Biraz açarsak şöyle diyebiliriz: Rasûlullah’tan (s.a.) önce gelen peygamberler, sadece kendi kavimlerine gönderilmekte idiler. Kavmi oluşturan insanlar belirliydi ve onlarla birlikte bir ya da iki senede bir cihad yapılırdı. Sonra onlar güçlü kavimlerdi, hem cihadı hem de -ziraat, ticaret gibi yollarla- hayatlarını kazanmayı bir arada yürütebiliyorlardı. Ganimete ihtiyaçları da yoktu. Dolayısıyla Allah Teâlâ, onların amellerine dünyevî bir garazın karışmasını ve böylece ecirlerinin eksilmesini istemedi. Bizim peygamberimiz ise bütün insanlara gönderildi. Onun mücadele edeceği kimseler mahdut olmadığı gibi, cihad zamanı da belirlenmiş değildi. Bu durumda hem cihadı, hem de geçimlerini temin için ziraat, ticaret gibi gerekli faaliyetleri bir arada yürütemezlerdi. Dolayısıyla, onların ganimetlerin kendilerine helâl kılınmasına ihtiyaçları bulunuyordu.
Rasûlullah’ın (s.a.) daveti genel olduğu için, niyeti zayıf olan insanları da içine alıyordu. Nitekim onlar hakkında,
“Şüphesiz Allah Teâlâ, bu dini günahkâr insanlarla da teyid eder.” [619] hadisi varid olmuştur. Bu gibi insanlar, dünyevî bir menfaat olmadıkça cihada katılmazlar. İlahî rahmet, cihad konusunda son derece geniş tecelli etmiş ve bu gibi insanları da içine almıştır. Öbür taraftan ilahî gazap da, İslâm düşmanlarına aynı kapsamla tecellî etmiştir.

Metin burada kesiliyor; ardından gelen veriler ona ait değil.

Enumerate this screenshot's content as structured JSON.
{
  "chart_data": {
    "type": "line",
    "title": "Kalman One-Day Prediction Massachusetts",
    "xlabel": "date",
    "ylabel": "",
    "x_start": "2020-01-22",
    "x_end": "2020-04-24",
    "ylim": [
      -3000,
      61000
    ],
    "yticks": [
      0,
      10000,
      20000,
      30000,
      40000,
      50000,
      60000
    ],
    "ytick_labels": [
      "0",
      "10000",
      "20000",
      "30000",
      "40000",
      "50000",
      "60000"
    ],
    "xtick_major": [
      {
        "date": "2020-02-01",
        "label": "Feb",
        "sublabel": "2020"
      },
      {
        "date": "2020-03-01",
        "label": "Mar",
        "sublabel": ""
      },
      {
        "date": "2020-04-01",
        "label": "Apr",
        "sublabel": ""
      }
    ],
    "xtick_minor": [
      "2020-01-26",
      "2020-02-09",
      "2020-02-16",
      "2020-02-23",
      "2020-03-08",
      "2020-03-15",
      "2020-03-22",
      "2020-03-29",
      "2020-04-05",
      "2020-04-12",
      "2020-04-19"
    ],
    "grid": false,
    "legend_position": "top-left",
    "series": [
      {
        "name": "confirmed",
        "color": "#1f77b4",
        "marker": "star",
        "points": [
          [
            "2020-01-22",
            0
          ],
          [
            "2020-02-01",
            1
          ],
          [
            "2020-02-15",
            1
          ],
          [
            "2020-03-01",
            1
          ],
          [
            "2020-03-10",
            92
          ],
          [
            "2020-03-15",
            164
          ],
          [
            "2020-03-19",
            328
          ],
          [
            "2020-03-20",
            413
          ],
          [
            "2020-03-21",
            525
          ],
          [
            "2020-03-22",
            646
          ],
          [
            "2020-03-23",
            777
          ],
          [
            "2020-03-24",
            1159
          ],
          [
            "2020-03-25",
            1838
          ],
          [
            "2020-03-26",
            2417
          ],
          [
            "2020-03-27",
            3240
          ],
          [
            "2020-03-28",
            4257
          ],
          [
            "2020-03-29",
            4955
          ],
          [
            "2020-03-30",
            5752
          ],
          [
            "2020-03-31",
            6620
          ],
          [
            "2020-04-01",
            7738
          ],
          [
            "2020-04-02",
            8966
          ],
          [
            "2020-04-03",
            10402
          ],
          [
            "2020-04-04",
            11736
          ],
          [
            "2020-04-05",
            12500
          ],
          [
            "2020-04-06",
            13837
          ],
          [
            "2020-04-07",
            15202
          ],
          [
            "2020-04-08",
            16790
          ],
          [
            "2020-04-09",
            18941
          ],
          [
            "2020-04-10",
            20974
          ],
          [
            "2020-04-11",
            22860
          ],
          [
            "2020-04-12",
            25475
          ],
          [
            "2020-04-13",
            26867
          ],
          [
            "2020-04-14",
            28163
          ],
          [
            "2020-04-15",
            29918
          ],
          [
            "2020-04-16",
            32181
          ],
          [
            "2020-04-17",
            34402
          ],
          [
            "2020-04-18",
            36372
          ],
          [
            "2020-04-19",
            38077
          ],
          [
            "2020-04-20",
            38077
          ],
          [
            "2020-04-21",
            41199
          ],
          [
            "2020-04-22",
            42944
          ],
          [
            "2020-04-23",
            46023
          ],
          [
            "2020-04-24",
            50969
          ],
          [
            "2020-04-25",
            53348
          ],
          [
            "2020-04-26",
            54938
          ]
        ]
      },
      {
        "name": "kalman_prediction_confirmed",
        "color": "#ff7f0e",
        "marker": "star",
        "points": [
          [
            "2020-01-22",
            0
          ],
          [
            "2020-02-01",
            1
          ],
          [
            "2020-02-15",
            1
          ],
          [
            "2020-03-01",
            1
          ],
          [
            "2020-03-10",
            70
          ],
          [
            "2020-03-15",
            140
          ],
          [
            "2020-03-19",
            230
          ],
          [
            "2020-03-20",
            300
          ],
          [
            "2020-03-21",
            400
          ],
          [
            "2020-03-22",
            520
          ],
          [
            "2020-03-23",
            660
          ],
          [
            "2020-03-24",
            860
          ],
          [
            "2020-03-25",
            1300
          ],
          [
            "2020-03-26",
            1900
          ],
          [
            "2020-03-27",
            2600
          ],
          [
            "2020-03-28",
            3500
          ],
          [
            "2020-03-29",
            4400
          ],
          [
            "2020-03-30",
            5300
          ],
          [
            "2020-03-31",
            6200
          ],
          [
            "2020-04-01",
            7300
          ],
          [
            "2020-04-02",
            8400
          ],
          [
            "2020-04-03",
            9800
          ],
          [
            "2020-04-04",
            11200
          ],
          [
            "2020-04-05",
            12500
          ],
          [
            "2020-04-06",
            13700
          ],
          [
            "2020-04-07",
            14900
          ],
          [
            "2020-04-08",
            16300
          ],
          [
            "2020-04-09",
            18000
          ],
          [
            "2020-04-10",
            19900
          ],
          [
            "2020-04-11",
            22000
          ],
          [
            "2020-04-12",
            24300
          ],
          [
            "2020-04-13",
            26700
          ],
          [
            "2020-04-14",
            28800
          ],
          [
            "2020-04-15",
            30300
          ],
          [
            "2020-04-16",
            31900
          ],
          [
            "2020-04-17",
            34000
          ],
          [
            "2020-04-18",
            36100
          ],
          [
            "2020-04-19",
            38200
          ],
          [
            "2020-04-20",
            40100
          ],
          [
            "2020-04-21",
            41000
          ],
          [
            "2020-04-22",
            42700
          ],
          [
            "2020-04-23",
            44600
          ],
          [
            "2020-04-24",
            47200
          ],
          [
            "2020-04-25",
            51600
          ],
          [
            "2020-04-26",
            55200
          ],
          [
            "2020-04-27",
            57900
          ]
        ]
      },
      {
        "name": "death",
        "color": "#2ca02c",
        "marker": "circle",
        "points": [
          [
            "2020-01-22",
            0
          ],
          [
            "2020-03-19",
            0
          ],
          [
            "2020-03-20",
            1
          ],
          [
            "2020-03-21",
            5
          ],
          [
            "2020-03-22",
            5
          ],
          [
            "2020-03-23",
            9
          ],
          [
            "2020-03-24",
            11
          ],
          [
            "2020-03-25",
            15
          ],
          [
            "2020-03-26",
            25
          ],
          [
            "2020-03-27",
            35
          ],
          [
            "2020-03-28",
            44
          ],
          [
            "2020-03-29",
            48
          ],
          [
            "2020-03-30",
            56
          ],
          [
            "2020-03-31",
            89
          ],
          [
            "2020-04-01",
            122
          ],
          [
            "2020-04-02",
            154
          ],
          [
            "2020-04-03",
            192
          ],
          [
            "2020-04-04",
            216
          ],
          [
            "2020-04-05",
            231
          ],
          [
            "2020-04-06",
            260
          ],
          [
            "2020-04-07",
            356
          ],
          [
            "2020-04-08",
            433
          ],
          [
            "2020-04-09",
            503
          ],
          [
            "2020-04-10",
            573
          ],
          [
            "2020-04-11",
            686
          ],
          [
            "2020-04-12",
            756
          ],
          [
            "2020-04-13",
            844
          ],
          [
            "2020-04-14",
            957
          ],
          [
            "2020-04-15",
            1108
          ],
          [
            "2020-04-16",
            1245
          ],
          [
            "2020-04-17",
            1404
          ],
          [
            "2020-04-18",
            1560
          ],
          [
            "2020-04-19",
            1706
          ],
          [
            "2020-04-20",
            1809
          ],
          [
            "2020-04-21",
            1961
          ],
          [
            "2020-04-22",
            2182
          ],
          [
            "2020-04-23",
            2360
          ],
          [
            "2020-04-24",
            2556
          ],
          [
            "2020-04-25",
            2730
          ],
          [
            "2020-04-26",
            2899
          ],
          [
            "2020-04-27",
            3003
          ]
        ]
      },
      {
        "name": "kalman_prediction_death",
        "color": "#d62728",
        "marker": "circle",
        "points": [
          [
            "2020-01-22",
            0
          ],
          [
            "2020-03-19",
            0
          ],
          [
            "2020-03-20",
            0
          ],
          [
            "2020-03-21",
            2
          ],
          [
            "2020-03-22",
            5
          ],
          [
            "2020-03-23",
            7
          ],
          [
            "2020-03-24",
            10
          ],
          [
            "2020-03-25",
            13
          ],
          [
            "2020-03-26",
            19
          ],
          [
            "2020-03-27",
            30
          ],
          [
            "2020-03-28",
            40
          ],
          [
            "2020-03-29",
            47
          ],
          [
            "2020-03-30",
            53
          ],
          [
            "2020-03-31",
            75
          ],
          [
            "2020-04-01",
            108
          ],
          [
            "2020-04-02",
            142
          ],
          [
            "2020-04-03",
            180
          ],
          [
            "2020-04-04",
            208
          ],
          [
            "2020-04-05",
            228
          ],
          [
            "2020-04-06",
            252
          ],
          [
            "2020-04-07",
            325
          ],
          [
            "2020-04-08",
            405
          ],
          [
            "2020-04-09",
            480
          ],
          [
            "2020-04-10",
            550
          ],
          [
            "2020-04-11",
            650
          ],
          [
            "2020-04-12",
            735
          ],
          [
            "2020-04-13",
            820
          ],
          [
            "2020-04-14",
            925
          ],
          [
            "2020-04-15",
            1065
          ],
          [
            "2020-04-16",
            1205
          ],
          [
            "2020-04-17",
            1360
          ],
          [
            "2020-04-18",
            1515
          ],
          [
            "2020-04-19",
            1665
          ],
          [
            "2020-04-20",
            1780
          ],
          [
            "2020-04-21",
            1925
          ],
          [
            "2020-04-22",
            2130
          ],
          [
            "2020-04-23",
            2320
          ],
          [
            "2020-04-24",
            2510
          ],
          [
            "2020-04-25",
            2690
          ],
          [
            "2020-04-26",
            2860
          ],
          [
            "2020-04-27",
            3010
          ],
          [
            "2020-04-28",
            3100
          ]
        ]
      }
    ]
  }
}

“Allah Teâlâ, yeryüzü halkına baktı ve Arab Acem herkese gazap etti.” [620] Hadisi bu manayı ifade etmektedir. Bu gazap, İslâm düşmanlarının mal ve can dokunmazlıklarının nihaî olarak kaldırılmasını gerektirmiş, müslümanlara onların mallarında tasarruf hakkı kılmakla öfkelerinin kabartılması vacip olmuştur. Nitekim Rasûlullah (s.a.), Ebû Cehil’in devesini, burnunda gümüşten bir halka olduğu ile Harem-i şerîfe kurbanlık olarak sevketmiş ve böylece kafirleri çileden çıkarmak istemişti. Keza, öfkeden çatlatmak için kâfirlerin hurmalarının kesilmesini ve ateşe verilmesini emretmişti. İşte bu gibi sebepler yüzünden Kur’ân, ganimetin bu ümmet için helâl kılındığı hükmünü indirmiştir.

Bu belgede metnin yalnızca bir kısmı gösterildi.